Miran-Lavi’s husband, Omri Miran, was seized from his home in Kibbutz Nahal Oz in front of his family and remains held by Hamas while their two young daughters grow up without a father. Families like hers have been forced into a living nightmare of uncertainty — receiving occasional propaganda videos and scant information while the world debates semantics and half-measures.
Those who demand patience while hostages languish are morally bankrupt; politicians and diplomats who negotiate in phases risk turning human beings into bargaining chips. Families have publicly accused their own government of allowing a cruel attrition to play out against them, a charge that cannot be ignored if Israel and its allies are serious about rescuing the living and honoring the fallen.
America’s role matters enormously, and recent presidential engagement shows that leadership can make a difference — not by ceding to our adversaries but by applying real pressure to secure returns and deter future atrocities. We should applaud forceful diplomacy that prioritizes human life over headline-friendly compromises, and pressure every intermediary to deliver results quickly.
Yes, Gaza has suffered immensely in the wake of the conflict, a tragic byproduct of Hamas’ choice to embed itself among innocents, and the world’s compassion must be directed toward real solutions that do not reward or embolden terrorists. But compassion must not be confused with surrender; the first duty of any free nation is to protect its citizens and to spare no effort in bringing hostages home.

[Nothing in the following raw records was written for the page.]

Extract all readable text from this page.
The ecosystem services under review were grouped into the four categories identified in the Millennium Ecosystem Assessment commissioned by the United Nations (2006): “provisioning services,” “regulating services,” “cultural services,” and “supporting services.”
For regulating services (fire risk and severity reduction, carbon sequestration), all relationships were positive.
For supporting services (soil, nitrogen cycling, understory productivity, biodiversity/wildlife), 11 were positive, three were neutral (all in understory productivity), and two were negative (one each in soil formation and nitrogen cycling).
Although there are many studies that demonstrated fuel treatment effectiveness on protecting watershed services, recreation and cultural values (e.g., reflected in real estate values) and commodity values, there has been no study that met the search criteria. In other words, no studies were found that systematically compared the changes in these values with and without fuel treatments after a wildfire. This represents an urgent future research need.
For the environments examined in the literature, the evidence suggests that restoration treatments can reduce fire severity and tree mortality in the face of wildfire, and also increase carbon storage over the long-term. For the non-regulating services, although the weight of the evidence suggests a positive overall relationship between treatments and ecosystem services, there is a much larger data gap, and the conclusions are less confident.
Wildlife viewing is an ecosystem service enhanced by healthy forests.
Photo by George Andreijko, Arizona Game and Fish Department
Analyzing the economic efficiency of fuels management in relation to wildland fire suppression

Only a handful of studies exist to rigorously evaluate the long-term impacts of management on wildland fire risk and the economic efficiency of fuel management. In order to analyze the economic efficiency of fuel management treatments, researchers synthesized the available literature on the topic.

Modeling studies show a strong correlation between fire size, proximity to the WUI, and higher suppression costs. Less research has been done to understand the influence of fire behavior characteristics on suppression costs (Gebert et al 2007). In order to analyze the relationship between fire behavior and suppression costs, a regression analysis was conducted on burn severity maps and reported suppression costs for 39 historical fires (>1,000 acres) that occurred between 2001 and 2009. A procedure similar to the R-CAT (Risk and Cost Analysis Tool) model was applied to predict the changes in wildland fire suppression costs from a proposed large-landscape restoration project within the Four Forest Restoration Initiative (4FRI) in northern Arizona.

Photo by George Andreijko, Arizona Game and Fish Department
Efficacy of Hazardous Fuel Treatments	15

Patriots, lawmakers, and ordinary Americans should look at Lishay Miran-Lavi and see not only a grieving wife but a wake-up call: stand with Israel, demand the immediate return of every hostage, and refuse the false logic that trading time for talking points honors victims. If we value courage and justice, we must insist our leaders act with clarity and strength until every last captive is back where they belong.